In his latest blog post Sam Fenton-Elstone, CEO, Anything is Possible, looks at the recent changes Apple has made to iOS, and what this could mean for the digital marketing industry.
Despite the fact that globally iOS lags behind Android with 14% market share, in developed countries such as the UK its market share is much larger at 52%. Any changes Apple makes to its Safari browser is likely to prick the ears of brands and advertisers alike.
Last week, Apple changed its Intelligent Tracking Prevention to prevent the ability for advertisers to track Facebook “Like” and “Share” interactions. This change means a reduction in the data advertisers have to optimise campaigns – and a reduction in data that Facebook collects. As Facebook is the dominant mobile media partner for most advertisers, the effects are likely to be widespread and for some, potentially worrying.
To cope with this change advertisers will need to alter the way they optimise their social and mobile campaigns, and adjust their over-aching strategies to cope with the reduction in data.
What this means for the industry?
There has been a huge leap forward in the public awareness of online privacy.

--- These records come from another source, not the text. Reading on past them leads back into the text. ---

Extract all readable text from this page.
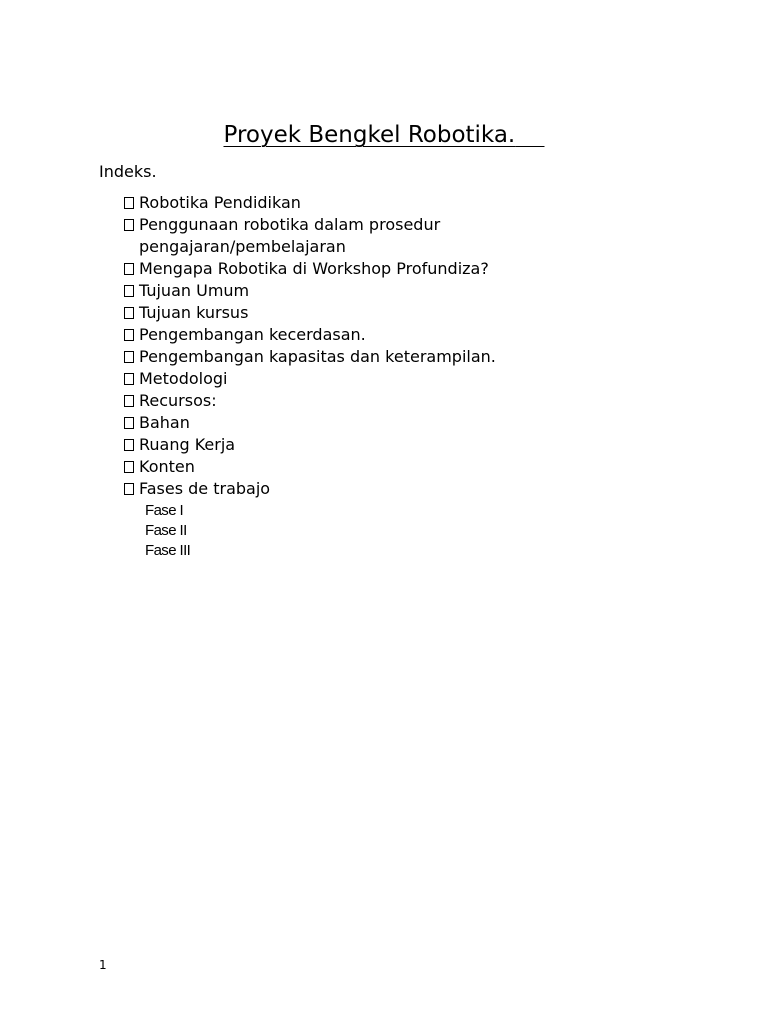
Proyek Bengkel Robotika.
Indeks.
Robotika Pendidikan
Penggunaan robotika dalam prosedur pengajaran/pembelajaran
Mengapa Robotika di Workshop Profundiza?
Tujuan Umum
Tujuan kursus
Pengembangan kecerdasan.
Pengembangan kapasitas dan keterampilan.
Metodologi
Recursos:
Bahan
Ruang Kerja
Konten
Fases de trabajo
Fase I
Fase II
Fase III
1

In Europe, GDPR has pushed it to the top of the news agenda. For the digital marketing industry this means the consumers advertisers target are much more aware of the tactics used to reach them. As the popularity of ad blockers shows, in many cases, they don’t like it.
We are at a tipping point now, where the industry needs to change. Advertisers, media agencies and publishers need to move on from an over-reliance on cookie targeting based on an unregulated ecosystem. The truth is, it hasn’t worked as well as many would have hoped.

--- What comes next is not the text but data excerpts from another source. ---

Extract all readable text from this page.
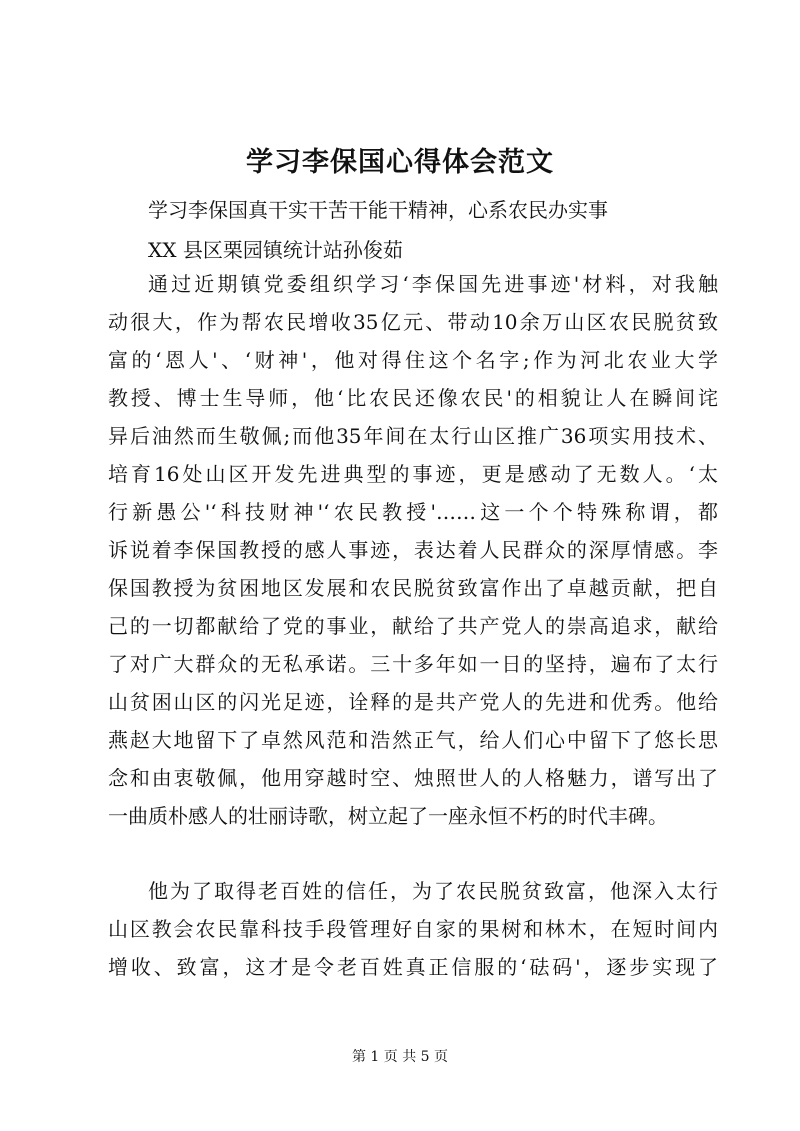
学习李保国心得体会范文
学习李保国真干实干苦干能干精神，心系农民办实事
XX 县区栗园镇统计站孙俊茹
通过近期镇党委组织学习‘李保国先进事迹'材料，对我触
动很大，作为帮农民增收35亿元、带动10余万山区农民脱贫致
富的‘恩人'、‘财神'，他对得住这个名字;作为河北农业大学
教授、博士生导师，他‘比农民还像农民'的相貌让人在瞬间诧
异后油然而生敬佩;而他35年间在太行山区推广36项实用技术、
培育16处山区开发先进典型的事迹，更是感动了无数人。‘太
行新愚公'‘科技财神'‘农民教授'……这一个个特殊称谓，都
诉说着李保国教授的感人事迹，表达着人民群众的深厚情感。李
保国教授为贫困地区发展和农民脱贫致富作出了卓越贡献，把自
己的一切都献给了党的事业，献给了共产党人的崇高追求，献给
了对广大群众的无私承诺。三十多年如一日的坚持，遍布了太行
山贫困山区的闪光足迹，诠释的是共产党人的先进和优秀。他给
燕赵大地留下了卓然风范和浩然正气，给人们心中留下了悠长思
念和由衷敬佩，他用穿越时空、烛照世人的人格魅力，谱写出了
一曲质朴感人的壮丽诗歌，树立起了一座永恒不朽的时代丰碑。
他为了取得老百姓的信任，为了农民脱贫致富，他深入太行
山区教会农民靠科技手段管理好自家的果树和林木，在短时间内
增收、致富，这才是令老百姓真正信服的‘砝码'，逐步实现了
第 1 页 共 5 页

Those that embrace this change will be successful, those that lag behind will find themselves in trouble.
Is Apple starting a broader conversation about the need for new standards around how advertising is delivered online?
It’s important to note Apple makes very little money from advertising, compared to Google and Facebook, which both make the majority of their revenue from advertising. In many ways, the changes Apple are making are a direct swipe at the ad-funded business model of its Silicon Valley neighbours. Apple makes its money from hardware and content. It can afford to remove key tools of the advertising ecosystem without threatening its own revenue.
It is a smart move from Apple – they are are aligning with consumer attitudes and in true Apple fashion, creating a product that people really want.
What changes or innovations will the industry have to make if the updates offered by Safari become the norm?
We need plan for people and experiences, not cookies and impressions. Ultimately what really matters is generating valuable attention that delivers lasting brand impact. Advertisers need to shift to an attention model that focuses on just that.
The aip attention model
The aip attention model focuses on 4 areas:
Make your brand presence known as people go about their daily lives. Be in and around the places they live, play and work. Be alongside content they see and consume with creative that delivers your message, but never distracts.
Make it easy for your brand to be found by your audience, when and where they want to engage.
Create highly personal, deeply immersive opportunities to connect with people and tell your brand’s story.
Develop cultural fame that delivers lasting brand impact. Spark conversations that go beyond your media investment. Tap into cultures and communities that are important to your customers.
So what next?
Media planning should focus on the who, what and why, across all channels (mobile, desktop, display, video, digital out of home, digital TV etc.). There are other ways to reach audiences beyond the cookie targeting so many rely on. And in many cases, these approaches can be much more effective.
Contextual signals are one aspect that will become more prominent as advertisers revalue content and moments as key levers in their campaign delivery. Quality publishers should also benefit from this approach through increased relevancy of advertising.
The removal of micro-targeting capabilities should lead to a renaissance in creative quality – and that truly is a great thing. We need better advertising out there with formats and messages that complement the environments in which they are shown and inspire consumers. We need to work towards eliminating ads that distract consumers and trick people into clicking on them for no gain.